My long run are usually always run with my husband aka roaringrunner.  Sometimes we run the entire time in silence with the exception of an occasional "Doing good" usually followed by a grunt. Some runs are spent getting everything out on the table that we have each had to deal with that week. We find solace, peace and healing in the miles despite the weather conditions or the problems that we are dealing with.

I think this is similar with most people.  Running makes you free.  The fact that running can often take on different forms is what is the best part.  There is and there isn't predictability. It become what you need and fills the tank that is the lowest.  It never lets us get to full of ourselves and keeps us on the road of learning.

My long run 2 weeks ago was a bit different.  It had been a big week.  In reality, when are they not? Besides the regular, there was a few more things on the table to deal with.  A trip to the hospital may or not have been on the schedule.
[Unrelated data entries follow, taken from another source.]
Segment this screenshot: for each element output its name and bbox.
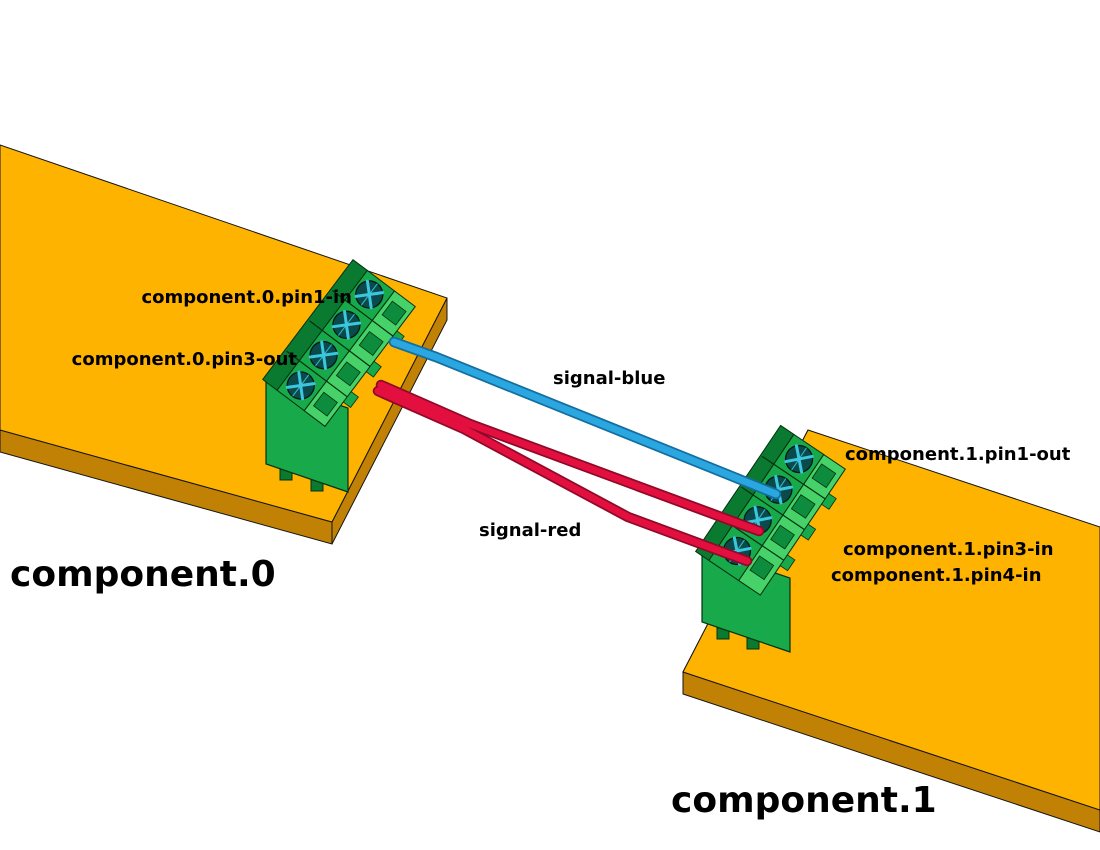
- connector-0-body: [262, 258, 416, 428]
- wire-entry-hole: [335, 361, 361, 387]
- latch-tab: [800, 523, 817, 541]
- latch-tab: [820, 492, 837, 510]
- screw-hatch: [292, 374, 310, 397]
- cell-separator: [741, 486, 805, 531]
- screw-hatch: [791, 447, 807, 471]
- signal-blue-wire: [388, 336, 782, 500]
- latch-tab: [342, 391, 359, 408]
- wire-core: [377, 381, 763, 535]
- label-component1-pin4: component.1.pin4-in: [831, 565, 1042, 586]
- latch-tab: [365, 360, 382, 378]
- cell-separator: [761, 455, 826, 500]
- screw-terminal-pin3: [308, 340, 339, 370]
- screw-hatch: [315, 344, 332, 367]
- wire-entry-hole: [770, 524, 795, 550]
- cell-separator: [286, 350, 348, 398]
- wire-core: [374, 387, 751, 565]
- wire-entry-hole: [381, 300, 407, 326]
- label-signal-blue: signal-blue: [553, 368, 665, 389]
- signal-red-wire: [372, 379, 765, 567]
- screw-terminal-pin1: [784, 444, 814, 474]
- screw-hatch: [338, 313, 355, 336]
- wire-entry-hole: [811, 463, 837, 489]
- label-component1-name: component.1: [671, 780, 937, 821]
- label-component1-pin1: component.1.pin1-out: [845, 444, 1071, 465]
- label-signal-red: signal-red: [479, 520, 581, 541]
- screw-terminal-pin1: [354, 279, 385, 310]
- wire-entry-hole: [358, 331, 384, 356]
- wire-entry-hole: [790, 494, 816, 519]
- wire-entry-hole: [312, 391, 338, 417]
- label-component0-pin3: component.0.pin3-out: [72, 349, 298, 370]
- label-component1-pin3: component.1.pin3-in: [843, 539, 1054, 560]
- label-component0-pin1: component.0.pin1-in: [141, 287, 352, 308]
- wire-core: [390, 338, 780, 498]
- screw-hatch: [360, 283, 378, 306]
- wire-entry-hole: [749, 555, 775, 581]
- cell-separator: [331, 289, 394, 337]
- screw-terminal-pin2: [331, 310, 362, 340]
- screw-terminal-pin4: [285, 370, 316, 401]
- labels: component.0.pin1-in component.0.pin3-out…: [10, 287, 1071, 821]
- connector-0: [262, 258, 416, 493]
- cell-separator: [309, 320, 371, 367]
- label-component0-name: component.0: [10, 554, 276, 595]
- latch-tab: [779, 554, 796, 572]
Me and my only running partner today.

Hubby's long run

Though I really needed a run, it was hard to enjoy it as I felt selfish guilt for running when he couldn't and I knew how badly he wanted to.  A week of pain, sleepless nights and chaos in the house resulted in emergency appendix surgery on a perforated appendix.  He didn't stay in bed long though- was up and about and making laps a few hours later.  
His first question to me in ICU after major heart surgery 5 years ago was if he could go for a run now. (He couldn't run for 5 months prior)  This time in ICU, the first thing he said was that he loved me.   

We truly don't know each and everyday how things will work out.  I wish that all the hours spent sitting in the hospital or in the vehicle driving (surgery was 2 hours away each way x 3 days) were actually spent on my bike or running, with my kids or experimenting in the kitchen but this was not the case.  Life is precious, lessons come in varying experiences and none of us are immune from interruptions from injury, surgery or life events. We get so caught up in the routine of life that sometimes we forget to appreciate.  

Roaringrunner has encouraged me to continue training hard and not to feel bad that he isn't able to.  I know it won't be long and he will be crushing things again.